« ROSMERSHOLM » et
« UNE MAISON DE POUPEE »

Article publié dans la Lettre n°306


« ROSMERSHOLM » et « UNE MAISON DE POUPÉE » d'Ibsen. Mise en scène Stéphane Braunschweig avec Christophe Brault, Claude Duparfait, Maud Le Grevellec, Annie Mercier, Marc Susini, Jean-Marc Winling et Bénédicte Cerutti, Eric Caruso, Philippe Girard, Annie Mercier, Thierry Paret, Chloé Rejon.
Ils se parlent de joie et de vie à vivre enfin. Mais, à Rosmersholm, où on ne sourit jamais, les chevaux blancs sont souvenirs hantés, les murs vous guettent de leurs austères portraits. Survient l'affrontement d'idéaux politiques, entre conservatisme intransigeant et progressisme difficile à divulguer, surtout dans la bouche d'un pasteur en perte de foi. Ce défi idéologique occasionne la résurgence d'histoires pas claires, dévoilées en filigrane par la servante bavarde. Le pasteur Rosmer, veuf de Beate, s'accroche à l'idée qu'il vit avec l'énigmatique amie Rebekka une complicité désincarnée. Rebekka, lumineuse et indépendante, dont on mesure la part d'ombre quand Rosmer, enfin lucide, lui propose le mariage. L'univers d'Ibsen est plombé par une multiple culpabilité, celle de la religion coercitive, celle de la mort inavouable de Beate entachée de malaise mental, celle d'une faute que l'on pressent sans la nommer avant l'aveu final de Rebekka. Et ce qui devrait être l'ultime libération par la confession du crime, par la rupture proclamée des chaînes d'une foi perdue, par l'accueil du désir amoureux patent, devient le procès de l'énergie stérilisée dans l'atmosphère délétère de Rosmersholm. Les acteurs témoignent efficacement des tortures intimes et de la libération interdite des aveux. Le décor est à l'aune de l'obscurcissement graduel de cette pièce qui, de la blancheur initiale des brassées de fleurs, s'achemine vers l'obscurité sans rédemption de la porte ouverte sur la nuit et le départ des amants vers la passerelle de l'ultime danger.

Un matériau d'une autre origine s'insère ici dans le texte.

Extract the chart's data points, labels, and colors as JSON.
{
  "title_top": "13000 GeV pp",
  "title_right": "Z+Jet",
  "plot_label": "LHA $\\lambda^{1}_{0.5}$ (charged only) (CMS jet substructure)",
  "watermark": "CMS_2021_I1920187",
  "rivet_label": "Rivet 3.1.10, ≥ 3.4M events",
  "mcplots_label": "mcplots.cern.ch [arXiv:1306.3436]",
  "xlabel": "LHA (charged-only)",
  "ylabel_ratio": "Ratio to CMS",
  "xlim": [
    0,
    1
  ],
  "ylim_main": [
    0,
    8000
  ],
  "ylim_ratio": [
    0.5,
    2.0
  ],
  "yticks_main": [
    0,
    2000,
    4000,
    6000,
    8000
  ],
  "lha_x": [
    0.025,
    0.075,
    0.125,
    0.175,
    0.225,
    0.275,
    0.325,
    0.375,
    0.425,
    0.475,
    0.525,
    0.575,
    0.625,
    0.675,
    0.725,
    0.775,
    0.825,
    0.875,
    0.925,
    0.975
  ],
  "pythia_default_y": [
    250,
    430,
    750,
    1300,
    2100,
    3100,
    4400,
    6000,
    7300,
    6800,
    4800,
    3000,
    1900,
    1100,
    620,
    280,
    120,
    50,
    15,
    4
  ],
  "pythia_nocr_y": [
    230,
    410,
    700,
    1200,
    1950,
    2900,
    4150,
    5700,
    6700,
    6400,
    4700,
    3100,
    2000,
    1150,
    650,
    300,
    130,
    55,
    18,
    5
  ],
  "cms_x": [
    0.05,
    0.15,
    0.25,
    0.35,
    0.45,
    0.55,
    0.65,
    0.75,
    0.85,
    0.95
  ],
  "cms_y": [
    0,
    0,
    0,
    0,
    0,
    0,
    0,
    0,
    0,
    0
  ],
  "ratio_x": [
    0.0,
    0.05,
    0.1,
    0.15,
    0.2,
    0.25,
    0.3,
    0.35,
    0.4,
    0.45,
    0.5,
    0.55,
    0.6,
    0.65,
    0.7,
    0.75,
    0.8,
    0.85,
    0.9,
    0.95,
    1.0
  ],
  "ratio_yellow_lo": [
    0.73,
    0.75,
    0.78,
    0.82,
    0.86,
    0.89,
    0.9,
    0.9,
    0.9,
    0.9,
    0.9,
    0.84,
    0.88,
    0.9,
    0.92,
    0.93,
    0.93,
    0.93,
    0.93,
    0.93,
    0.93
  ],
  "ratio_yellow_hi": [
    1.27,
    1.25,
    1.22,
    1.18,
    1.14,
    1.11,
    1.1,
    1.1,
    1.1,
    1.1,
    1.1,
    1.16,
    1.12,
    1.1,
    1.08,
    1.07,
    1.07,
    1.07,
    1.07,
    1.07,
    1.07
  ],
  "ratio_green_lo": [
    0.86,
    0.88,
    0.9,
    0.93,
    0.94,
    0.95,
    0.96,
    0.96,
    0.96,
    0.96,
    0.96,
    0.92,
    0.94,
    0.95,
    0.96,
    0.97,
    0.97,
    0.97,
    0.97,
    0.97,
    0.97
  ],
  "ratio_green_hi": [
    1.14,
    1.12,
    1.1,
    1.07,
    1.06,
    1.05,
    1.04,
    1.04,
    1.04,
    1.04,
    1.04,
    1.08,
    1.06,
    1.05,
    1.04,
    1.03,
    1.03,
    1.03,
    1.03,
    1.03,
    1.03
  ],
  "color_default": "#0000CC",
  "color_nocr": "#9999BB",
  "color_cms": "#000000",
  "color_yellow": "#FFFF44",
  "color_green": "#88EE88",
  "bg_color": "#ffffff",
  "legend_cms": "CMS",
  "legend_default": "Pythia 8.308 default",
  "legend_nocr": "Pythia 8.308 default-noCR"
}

Stéphane Braunschweig a choisi de mettre en scène en dialogue Rosmersholm et Maison de Poupée. Choix judicieux qui place en miroir deux figures de femmes, l'énigmatique Rebekka de Rosmersholm et la joyeuse Nora de Maison de Poupée, qui s'avèrent inversement proportionnelles dans leur parcours respectif. Nora clame indécemment à son amie retrouvée, Madame Linde, son bonheur dans la fête anticipée de Noël. Le secret presque enterré qu'elle lui confie ne vient pas entacher sa joie de jeune femme épanouie, aussi câlinement joueuse avec son époux qu'avec ses enfants. Survient le passé en la personne de l'avocat douteux qui la plonge dans les affres de l'angoisse pour un acte commis par amour pour les deux hommes de sa vie, dont elle refuse la gravité. Seulement coupable d'avoir voulu préserver les derniers moments du père et sauver la vie de son héros de mari, dont elle attend qu'il la soutienne. Un héros, Torvald ? certes non, et la déception de Nora sera à la mesure de ses illusions. Le décillement final, sur fond de mort de l'ami médecin, sera aussi la libération douloureuse de Nora, après la tentation du suicide. Le décor se vide et s'assombrit, au fur et à mesure que Nora s'épure de sa cécité. Si la Rebekka de Rosmersholm, apparemment libérée, ne pouvait trouver la rédemption de son amour que dans la mort, Nora puisera la force d'une liberté lucide dans le départ loin des siens, percevant enfin combien chimérique était son amour. Le mensonge, au cœur de leurs passés, se dénoue en les amenant l'une comme l'autre, à leur affranchissement. Si les autres restent identiques à eux-mêmes, la difficulté tient à la subtile mutation de ces rôles féminins. Maud Le Grevellec-Rebekka incarne une énergie qui s'étiole insidieusement, Chloé Réjon porte les sautillements quasi hystériques de Nora jusqu'à la maturité surprenante d'une grave liberté. Théâtre de la Colline 20e. A.D.